Comparison of Serum Mitochondrial Open Reading Frame of the 12S rRNA-c (MOTS-c) Levels in Patients With Multiple Sclerosis and Healthy Controls.

Background Multiple sclerosis (MS) is a major global problem, and as its pathogenesis is understood more clearly, therapeutic options expand accordingly. The mitochondrial open reading frame of the 12S rRNA-c (MOTS-c) is a novel mitochondria-derived protein acting on metabolic homeostasis. In this study, we aimed to investigate the role of serum MOTS-c in the pathophysiology of the disease in MS patients and to discuss the mechanism of MOTS-c. Methodology In total, 43 patients diagnosed with relapsing-remitting MS and 41 healthy controls were enrolled in the study. MOTS-c, fasting blood glucose, insulin, Homeostatic Model Assessment for Insulin Resistance (HOMA-IR), lipid panel, and body mass index levels were assessed. Results The participants' MOTS-c levels remained significantly lower than that of the control group, while their fasting blood glucose and HOMA-IR values were higher. The multivariate logistic regression analysis established that increased MOTS-c levels could be a protective factor against the development of MS disease.
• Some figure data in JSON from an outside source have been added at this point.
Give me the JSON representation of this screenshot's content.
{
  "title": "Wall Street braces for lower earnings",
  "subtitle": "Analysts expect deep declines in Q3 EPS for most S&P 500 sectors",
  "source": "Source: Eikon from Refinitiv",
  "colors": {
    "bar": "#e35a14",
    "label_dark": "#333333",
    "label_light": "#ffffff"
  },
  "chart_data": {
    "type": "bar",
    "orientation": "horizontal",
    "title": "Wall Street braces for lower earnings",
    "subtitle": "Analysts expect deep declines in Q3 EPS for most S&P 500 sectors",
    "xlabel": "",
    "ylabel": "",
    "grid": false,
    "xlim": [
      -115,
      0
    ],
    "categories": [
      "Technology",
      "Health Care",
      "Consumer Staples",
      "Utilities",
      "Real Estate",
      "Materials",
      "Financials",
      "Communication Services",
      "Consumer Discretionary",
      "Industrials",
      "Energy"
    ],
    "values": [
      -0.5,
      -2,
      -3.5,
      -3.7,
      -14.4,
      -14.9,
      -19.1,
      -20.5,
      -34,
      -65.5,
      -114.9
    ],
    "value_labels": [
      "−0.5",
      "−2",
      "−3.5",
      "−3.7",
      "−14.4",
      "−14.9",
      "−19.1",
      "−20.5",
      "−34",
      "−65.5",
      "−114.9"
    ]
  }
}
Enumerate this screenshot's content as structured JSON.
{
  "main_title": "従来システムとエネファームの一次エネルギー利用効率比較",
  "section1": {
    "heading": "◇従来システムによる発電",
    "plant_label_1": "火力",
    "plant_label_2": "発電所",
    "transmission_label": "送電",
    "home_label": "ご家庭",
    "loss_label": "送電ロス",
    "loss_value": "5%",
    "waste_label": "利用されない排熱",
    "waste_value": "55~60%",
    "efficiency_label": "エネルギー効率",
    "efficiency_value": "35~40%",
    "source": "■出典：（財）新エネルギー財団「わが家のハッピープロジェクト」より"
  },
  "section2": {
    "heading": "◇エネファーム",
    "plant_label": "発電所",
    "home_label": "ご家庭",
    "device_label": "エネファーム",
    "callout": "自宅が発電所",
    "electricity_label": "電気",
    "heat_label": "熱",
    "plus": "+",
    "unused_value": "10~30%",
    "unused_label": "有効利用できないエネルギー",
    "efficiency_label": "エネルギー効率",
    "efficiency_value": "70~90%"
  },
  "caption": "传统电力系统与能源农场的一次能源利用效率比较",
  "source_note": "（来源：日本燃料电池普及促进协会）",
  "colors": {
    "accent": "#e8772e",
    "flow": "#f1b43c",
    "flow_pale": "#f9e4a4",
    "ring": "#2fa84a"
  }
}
The area under the receiver operating characteristic curve for MOTS-c was calculated as 0.782 (95% confidence interval = 0.684-0.879, p = 0.0001). Conclusions This study is the first to scrutinize MOTS-c levels in MS patients. We tried to provide clinical evidence that MOTS-c could act as a highly discriminative biomarker between MS patients and control groups, which may hold great promise for future therapeutic options.